E-Mail Mayhem
The other day I was called to solve
a problem with a neighbour's computer.
The complaint was that whenever a particular
E-mail message was selected in the Inbox the computer froze.
This happened when an attempt was made
to read it or if it was right clicked for deletion.
It wouldn't read or delete and to get
the machine running necessitated switching it off and on.
The obvious thought was a virus although
the owner of the computer was running Norton Anti-Virus and from
the evidence available this had been updated via the Internet
quite recently.
I thought that I'd delete the relevant
files so I did a "find files" dated on the same day
the E-Mail had been received.
There were dozens and dozens of files,
most of which looked peculiar.
About forty or fifty had zero length
and were in a folder whose name was related to the rogue E-mail.
I deleted these together with all the other files in that folder.
From the names of the files it was apparent that the sender had
had some problems sending his message as these had been tagged
with sequential numbers in brackets.
When all the rogue files had been deleted
I went back into Outlook Express and found to my dismay that the
machine still froze when the message was selected.

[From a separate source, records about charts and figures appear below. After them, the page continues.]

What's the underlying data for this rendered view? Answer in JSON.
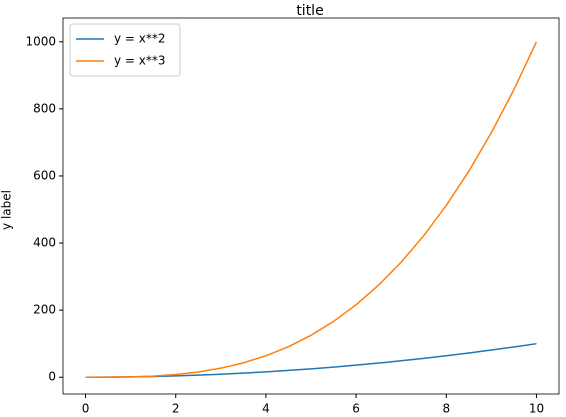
{
  "chart_data": {
    "type": "line",
    "title": "title",
    "y_label": "y label",
    "x": [
      0,
      0.5,
      1,
      1.5,
      2,
      2.5,
      3,
      3.5,
      4,
      4.5,
      5,
      5.5,
      6,
      6.5,
      7,
      7.5,
      8,
      8.5,
      9,
      9.5,
      10
    ],
    "series": [
      {
        "name": "y = x**2",
        "color": "#1f77b4",
        "values": [
          0,
          0.25,
          1,
          2.25,
          4,
          6.25,
          9,
          12.25,
          16,
          20.25,
          25,
          30.25,
          36,
          42.25,
          49,
          56.25,
          64,
          72.25,
          81,
          90.25,
          100
        ]
      },
      {
        "name": "y = x**3",
        "color": "#ff7f0e",
        "values": [
          0,
          0.125,
          1,
          3.375,
          8,
          15.625,
          27,
          42.875,
          64,
          91.125,
          125,
          166.375,
          216,
          274.625,
          343,
          421.875,
          512,
          614.125,
          729,
          857.375,
          1000
        ]
      }
    ],
    "xlim": [
      -0.5,
      10.5
    ],
    "xticks": [
      0,
      2,
      4,
      6,
      8,
      10
    ],
    "ylim": [
      -50,
      1050
    ],
    "yticks": [
      0,
      200,
      400,
      600,
      800,
      1000
    ],
    "grid": false,
    "legend": "upper left"
  }
}
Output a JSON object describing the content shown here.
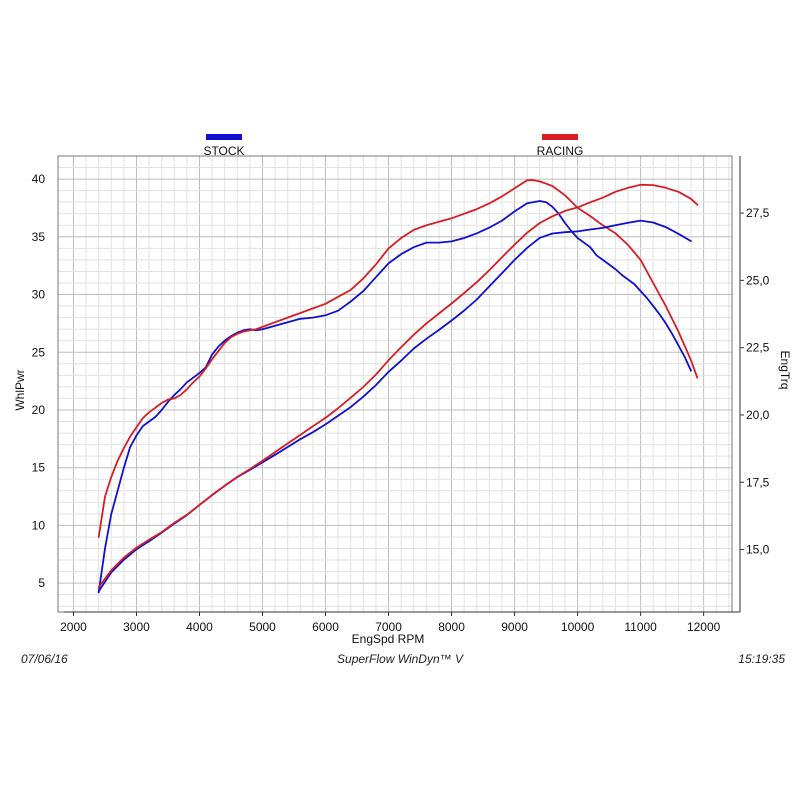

During the next few minutes the machine
suddenly failed to boot up, initially making a long succession
of bleeps before finally failing to come on. At this point I gave
up, after noticing the hard drive wasn't in the CMOS general information
page, and we took the computer back to my workshop for analysis
the next morning
In the morning I tried to work out why
it wouldn't come to life. Was it the memory which had for some
reason inexplicably failed? The owners had said the machine had
been a nuisance previously and both the hard drive and the motherboard
had been replaced under warranty by PC World. I had in mind to
swap the DIMMs or to attempt to slave the hard drive to another
machine, but as both options were messy and would lead to complications,
I opened the computer and looked inside for inspiration. It was
a Pentium III 933 Slot I with the latest IDE cable. With a light
shining inside I noticed the CMOS reset jumper. With tongue in
cheek I set the link to erase, waited a moment then put it back
to normal. Switching on produced a healthy hard drive diagnostic
rattle and the monitor lamp changed from orange to green. So far
so good!
I let the thing finish booting up and
looked at Outlook Express. There was the rogue message. Above
it was the first in the queue and below it a third E-mail. I deleted
the first message and the computer locked up. Of course the first
message was now the rogue and it had been automatically selected.
Now I couldn't access Outlook Express!
I rebooted and for good measure set
the BIOS information to sensible values as originally it hadn't
been set up beyond the default values and of course it now had
basic setup details since the hard reset.
The next step was fairly obvious really.
I located the E-Mail Inbox file "inbox.dbx", if my memory
serves me well, and renamed it.
Now when I opened Outlook Express a
new inbox was selected...without the rogue message.
With some trepidation I renamed the
old inbox as a .DOC and looked at it with Word. The thing was
very large and as I scanned down the mixture of machine code and
plain language I spotted a sentence which went something like
this...
"I had trouble sending you this
E-mail. AOL wanted to ZIP it up and I didn't want to let it. I
managed to get round it by using a fiddle and it eventually went
off OK"
Clearly the sender had inadvertently
during his efforts made a new type of virus. That is if you define
a virus as something wrecking a computer as this had decidedly
done! Presumably what he'd done was to trigger a bug buried in
Outlook Express so that data he'd sent had been executed as code,
freezing the machine when its operating system had been corrupted.
Not only that but the BIOS had been affected too causing the computer
to completely expire!
Who is to blame? AOL for transmitting
an invalid E-Mail, Microsoft for writing duff code allowing an
E-Mail to crash the computer uncontrollably, or the sender for
not following normal procedures? Maybe the blame should be shared?